思想史

 僕は思想史関係の演習をする際には、だいたい半年で古典を1冊くらいのペースで読んでいく。僕が大学院生時代にならった先生には、一言一言ていねいに読んで、半年かけてせいぜい10数頁くらいしか進まない人もいれば、毎回100頁近くアサインメントを出してくる人もいた。それぞれによさがあり、どちらがいいとは簡単にいえないが、僕の感覚だと、やはり一冊の本を最初から最後まで、一応は読み切りたいと思う。


 もっともアメリカの大学院の演習などを見ると、毎回数冊の課題を出し、ワンタームで何十冊も本を読むのも珍しくない。まあ、いろいろやり方はあるのだ。

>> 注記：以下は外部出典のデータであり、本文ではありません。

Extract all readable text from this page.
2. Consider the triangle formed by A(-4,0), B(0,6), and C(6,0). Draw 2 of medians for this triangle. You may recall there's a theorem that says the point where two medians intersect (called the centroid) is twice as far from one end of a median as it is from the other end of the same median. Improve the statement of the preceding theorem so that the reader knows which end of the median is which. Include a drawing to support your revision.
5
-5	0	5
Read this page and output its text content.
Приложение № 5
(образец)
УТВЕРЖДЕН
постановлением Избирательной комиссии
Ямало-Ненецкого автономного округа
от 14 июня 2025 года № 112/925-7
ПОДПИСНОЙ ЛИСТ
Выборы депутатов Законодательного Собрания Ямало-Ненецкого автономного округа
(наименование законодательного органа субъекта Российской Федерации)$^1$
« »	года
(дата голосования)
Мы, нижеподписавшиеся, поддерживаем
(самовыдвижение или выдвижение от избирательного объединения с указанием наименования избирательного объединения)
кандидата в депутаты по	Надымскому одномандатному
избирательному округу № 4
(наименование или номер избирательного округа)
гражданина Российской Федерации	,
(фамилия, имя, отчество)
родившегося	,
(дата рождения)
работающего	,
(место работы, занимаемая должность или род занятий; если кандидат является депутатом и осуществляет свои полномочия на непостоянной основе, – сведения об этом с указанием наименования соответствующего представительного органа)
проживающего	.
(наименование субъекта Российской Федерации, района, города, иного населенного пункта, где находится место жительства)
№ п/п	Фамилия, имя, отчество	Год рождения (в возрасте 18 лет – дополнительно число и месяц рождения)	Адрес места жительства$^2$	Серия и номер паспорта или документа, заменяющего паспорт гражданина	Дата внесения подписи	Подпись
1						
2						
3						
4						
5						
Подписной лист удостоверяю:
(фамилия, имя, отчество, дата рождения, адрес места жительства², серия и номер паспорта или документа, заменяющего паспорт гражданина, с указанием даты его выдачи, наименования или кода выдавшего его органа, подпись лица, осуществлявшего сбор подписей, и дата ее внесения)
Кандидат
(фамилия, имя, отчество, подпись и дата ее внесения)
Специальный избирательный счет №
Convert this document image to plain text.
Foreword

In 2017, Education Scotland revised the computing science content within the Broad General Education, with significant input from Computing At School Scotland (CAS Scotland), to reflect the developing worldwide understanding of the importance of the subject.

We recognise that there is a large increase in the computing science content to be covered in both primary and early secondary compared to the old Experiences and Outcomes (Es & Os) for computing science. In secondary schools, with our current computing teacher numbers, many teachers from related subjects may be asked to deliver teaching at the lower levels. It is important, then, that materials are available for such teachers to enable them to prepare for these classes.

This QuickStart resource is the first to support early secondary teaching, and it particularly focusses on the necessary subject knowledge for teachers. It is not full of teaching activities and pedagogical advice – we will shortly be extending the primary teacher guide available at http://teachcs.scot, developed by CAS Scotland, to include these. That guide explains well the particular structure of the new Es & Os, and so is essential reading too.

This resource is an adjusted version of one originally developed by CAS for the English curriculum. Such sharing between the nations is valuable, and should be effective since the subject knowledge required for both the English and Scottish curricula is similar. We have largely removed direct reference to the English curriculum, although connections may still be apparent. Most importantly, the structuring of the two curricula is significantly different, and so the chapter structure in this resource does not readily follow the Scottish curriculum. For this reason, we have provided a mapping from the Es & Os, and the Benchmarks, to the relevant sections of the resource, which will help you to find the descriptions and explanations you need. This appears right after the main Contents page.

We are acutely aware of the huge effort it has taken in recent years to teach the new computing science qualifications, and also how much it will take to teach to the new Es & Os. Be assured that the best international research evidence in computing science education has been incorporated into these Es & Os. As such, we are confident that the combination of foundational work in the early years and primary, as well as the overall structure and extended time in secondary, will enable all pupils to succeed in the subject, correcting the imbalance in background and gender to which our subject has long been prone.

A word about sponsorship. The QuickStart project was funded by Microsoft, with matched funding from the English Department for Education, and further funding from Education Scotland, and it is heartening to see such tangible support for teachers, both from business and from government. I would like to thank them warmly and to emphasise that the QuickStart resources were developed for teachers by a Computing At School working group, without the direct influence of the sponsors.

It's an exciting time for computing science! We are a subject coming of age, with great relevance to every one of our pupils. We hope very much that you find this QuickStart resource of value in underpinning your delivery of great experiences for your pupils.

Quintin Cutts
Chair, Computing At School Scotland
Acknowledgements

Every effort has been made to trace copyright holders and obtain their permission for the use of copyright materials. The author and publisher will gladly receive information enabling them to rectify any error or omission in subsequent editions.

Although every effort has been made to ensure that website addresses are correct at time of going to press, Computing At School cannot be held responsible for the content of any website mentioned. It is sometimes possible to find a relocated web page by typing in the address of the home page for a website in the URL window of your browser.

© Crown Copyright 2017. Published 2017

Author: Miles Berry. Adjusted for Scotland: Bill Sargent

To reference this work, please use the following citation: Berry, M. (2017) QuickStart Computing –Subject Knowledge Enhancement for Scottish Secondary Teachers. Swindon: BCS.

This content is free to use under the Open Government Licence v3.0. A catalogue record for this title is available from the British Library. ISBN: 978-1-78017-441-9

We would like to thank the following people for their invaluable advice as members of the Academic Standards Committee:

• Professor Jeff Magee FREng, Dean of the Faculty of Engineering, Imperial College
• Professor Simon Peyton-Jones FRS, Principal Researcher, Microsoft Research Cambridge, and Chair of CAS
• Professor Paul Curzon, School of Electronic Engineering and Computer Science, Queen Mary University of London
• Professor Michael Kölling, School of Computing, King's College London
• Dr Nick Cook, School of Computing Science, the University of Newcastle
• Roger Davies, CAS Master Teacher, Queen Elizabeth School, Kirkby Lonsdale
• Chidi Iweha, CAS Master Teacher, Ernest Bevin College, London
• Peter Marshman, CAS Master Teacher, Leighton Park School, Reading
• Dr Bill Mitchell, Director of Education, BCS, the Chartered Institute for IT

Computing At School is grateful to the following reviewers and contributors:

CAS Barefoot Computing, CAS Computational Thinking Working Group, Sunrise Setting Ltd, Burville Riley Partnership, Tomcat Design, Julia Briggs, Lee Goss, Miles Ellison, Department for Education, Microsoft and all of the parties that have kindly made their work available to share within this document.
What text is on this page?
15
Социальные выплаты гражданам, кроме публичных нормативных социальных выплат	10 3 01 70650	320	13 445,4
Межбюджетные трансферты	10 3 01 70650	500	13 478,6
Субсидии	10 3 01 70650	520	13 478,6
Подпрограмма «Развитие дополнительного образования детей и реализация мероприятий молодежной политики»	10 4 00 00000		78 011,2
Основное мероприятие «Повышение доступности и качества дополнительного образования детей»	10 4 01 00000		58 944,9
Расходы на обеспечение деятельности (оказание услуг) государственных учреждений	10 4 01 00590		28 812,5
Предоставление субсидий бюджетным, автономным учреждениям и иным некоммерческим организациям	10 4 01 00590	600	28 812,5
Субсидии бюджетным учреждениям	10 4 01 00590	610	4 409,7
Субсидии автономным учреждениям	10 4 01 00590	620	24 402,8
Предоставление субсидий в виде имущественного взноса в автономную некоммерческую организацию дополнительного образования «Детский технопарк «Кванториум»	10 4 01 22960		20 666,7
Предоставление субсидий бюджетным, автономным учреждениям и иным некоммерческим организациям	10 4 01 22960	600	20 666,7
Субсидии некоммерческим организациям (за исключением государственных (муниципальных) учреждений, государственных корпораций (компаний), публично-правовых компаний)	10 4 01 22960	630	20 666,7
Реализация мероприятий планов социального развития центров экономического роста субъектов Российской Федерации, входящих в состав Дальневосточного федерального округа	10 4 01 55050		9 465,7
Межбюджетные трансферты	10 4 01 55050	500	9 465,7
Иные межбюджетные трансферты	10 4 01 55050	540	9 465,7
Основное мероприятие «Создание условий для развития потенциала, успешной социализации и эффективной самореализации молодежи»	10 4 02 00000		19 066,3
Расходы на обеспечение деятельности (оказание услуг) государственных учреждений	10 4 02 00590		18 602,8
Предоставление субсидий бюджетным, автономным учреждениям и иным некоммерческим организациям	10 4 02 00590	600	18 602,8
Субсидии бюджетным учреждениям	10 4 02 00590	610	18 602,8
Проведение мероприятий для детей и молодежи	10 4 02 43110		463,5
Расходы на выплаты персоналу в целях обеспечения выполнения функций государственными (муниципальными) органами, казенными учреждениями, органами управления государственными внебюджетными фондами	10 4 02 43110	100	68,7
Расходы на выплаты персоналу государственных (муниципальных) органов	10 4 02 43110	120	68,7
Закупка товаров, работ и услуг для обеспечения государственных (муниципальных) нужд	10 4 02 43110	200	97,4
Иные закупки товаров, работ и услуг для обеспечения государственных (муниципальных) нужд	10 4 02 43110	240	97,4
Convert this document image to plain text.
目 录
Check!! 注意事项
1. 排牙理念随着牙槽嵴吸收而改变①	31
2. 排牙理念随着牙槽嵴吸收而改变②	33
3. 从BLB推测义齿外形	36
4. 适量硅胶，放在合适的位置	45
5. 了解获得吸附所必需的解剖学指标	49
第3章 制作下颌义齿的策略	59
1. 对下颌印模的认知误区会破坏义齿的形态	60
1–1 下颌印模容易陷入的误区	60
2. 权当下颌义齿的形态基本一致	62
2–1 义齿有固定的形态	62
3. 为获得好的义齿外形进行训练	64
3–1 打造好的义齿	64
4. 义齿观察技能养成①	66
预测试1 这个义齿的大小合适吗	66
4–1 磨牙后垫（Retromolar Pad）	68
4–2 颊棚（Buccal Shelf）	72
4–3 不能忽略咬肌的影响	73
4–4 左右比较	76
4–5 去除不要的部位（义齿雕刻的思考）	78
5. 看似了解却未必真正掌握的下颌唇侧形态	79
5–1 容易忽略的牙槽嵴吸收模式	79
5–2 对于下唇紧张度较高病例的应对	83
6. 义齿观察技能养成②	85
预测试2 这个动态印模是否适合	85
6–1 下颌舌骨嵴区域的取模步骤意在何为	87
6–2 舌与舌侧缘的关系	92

 やはり歴史のなかで読み継がれた古典というのは、それなりに読み応えがある。テキストのなかには、いろいろな仕掛けが施されている。その仕掛けの一つひとつを読み解き、その連関を考えていくとき、「ああ、テキストを読んでいるな」という充実感がある。もっとも、こういう読み方に関心のない人からすれば、「何をこちゃこちゃ言ってるのだ」ということになるだろう。でも、僕は、こういういかにも思想史的なテキストの読み方が好きである。


 こういうテキストの読み方からこそ、現実を二枚腰、三枚越しで読んでいく視座も生まれてくるのだというのは、思想史屋の我田引水であろうか。